Search code examples
pythonoperating-systemforksystem-callscycle

Understanding forking within a for loop


I'm learning multiprocessing in Python and I'm having some trouble visualizing os.fork() in my mind. I get the general cases that are thrown around the website, but I'm really having a hard time with this one.

Code is as follows:

import os

for i in range(2):
    pid1 = os.fork()
    pid2 = os.fork()
    if (pid1>0):
            print("A")
    if (pid2==0):
            print("B")

What I know is that 10 As and 10 Bs are printed. I've messed around with print() to find out what the process tree would look like, and I found that it matches my original idea, something like this:

This diagram represents behaviour of the code, where "type" just means if they came from either a "pid1" or a "pid2" line. Green circles represent the first iteration of the cycle, and blue cirles represent the second. Using this diagram I can account for the 10 Bs printed, given that there are 10 processes of type 2 and each one of those prints B. Where I'm having trouble is in understanding which ones print A. Thanks in advance.


Solution

  • This is a tricky problem. The easiest way to think about this is iteratively. The first iteration, how many processes do we have at the beginning? One. How many at the end? Four. Hopefully that's self-explanatory based on how fork works. Let's calculate how many "A"s should be printed when we start with one process in a single iteration.

    Now, I like to think of pid1 and pid2 as "genes", which are sometimes carried over into the child process. For instance, in the first fork, the parent will hold pid1 > 0, the child will hold pid1 == 0. But the second fork, the next generation of children will "inherit" the same values of pid1 as their parents because we don't modify pid1 in the second fork, just pid2.

    So, if we just look at pid1, how many of our 4 processes at the end of iteration one will have pid1 > 0? Only two: the original parent of the first fork and the second child of that parent from the second fork who inherited its pid1 value.
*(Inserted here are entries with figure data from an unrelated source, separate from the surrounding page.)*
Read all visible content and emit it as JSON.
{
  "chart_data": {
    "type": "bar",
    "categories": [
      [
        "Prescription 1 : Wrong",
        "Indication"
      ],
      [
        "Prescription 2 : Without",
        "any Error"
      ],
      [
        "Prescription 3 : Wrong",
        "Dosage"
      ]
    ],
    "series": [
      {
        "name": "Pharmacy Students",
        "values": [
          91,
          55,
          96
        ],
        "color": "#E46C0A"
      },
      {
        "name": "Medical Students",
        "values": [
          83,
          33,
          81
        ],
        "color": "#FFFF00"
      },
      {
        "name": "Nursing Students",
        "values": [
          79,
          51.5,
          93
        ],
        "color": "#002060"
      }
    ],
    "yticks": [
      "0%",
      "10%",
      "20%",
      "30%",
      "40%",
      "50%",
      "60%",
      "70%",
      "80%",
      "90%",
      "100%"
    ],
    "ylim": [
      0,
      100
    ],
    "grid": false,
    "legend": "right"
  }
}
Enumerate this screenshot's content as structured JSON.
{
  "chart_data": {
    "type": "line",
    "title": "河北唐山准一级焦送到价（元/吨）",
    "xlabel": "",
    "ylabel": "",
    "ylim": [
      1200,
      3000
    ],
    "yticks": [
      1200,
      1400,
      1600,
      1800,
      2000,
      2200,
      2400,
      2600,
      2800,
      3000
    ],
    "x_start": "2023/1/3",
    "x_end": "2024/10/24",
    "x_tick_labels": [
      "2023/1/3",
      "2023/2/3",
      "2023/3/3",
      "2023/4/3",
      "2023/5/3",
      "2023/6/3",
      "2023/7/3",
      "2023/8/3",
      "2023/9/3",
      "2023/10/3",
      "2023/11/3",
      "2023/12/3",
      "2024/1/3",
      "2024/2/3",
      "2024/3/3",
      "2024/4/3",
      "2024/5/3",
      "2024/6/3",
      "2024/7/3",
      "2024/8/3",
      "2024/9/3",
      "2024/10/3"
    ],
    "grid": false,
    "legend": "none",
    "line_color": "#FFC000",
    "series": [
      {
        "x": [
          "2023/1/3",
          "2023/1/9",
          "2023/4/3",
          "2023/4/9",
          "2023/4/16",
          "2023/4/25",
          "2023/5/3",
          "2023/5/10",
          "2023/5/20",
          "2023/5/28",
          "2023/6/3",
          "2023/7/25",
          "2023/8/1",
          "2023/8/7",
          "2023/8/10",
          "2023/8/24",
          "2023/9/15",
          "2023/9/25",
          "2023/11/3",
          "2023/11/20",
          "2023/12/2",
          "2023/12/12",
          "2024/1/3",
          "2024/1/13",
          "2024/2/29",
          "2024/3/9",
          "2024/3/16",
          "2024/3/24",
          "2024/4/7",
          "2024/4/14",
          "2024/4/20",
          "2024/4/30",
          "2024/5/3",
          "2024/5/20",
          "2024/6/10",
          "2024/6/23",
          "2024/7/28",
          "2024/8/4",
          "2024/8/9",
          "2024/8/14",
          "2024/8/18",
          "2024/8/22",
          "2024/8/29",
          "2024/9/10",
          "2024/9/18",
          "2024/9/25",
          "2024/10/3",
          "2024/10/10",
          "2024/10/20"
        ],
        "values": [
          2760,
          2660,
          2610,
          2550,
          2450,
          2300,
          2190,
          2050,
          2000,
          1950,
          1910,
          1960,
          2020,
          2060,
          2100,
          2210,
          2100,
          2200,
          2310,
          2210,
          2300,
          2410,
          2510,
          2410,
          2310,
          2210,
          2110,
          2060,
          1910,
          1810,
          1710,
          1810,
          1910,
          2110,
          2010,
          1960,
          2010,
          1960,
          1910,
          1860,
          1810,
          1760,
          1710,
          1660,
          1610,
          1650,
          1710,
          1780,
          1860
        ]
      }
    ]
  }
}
Therefore this iteration, only two "A"s will be printed.

    Now, the second iteration, we start off with 4 processes, but the key is each one of those 4 processes will go through the same iteration described above. We already know how many "A"s will be printed per starting process. In a single iteration, one starting process ended up printing two "A"s, the second iteration will result in 8 "A"s printed if each of the 4 starting processes go through one iteration.

    So in total, how many "A"s printed? Two in the first iteration, and eight in the second iteration. That means you should see 10 "A"s printed out for this program.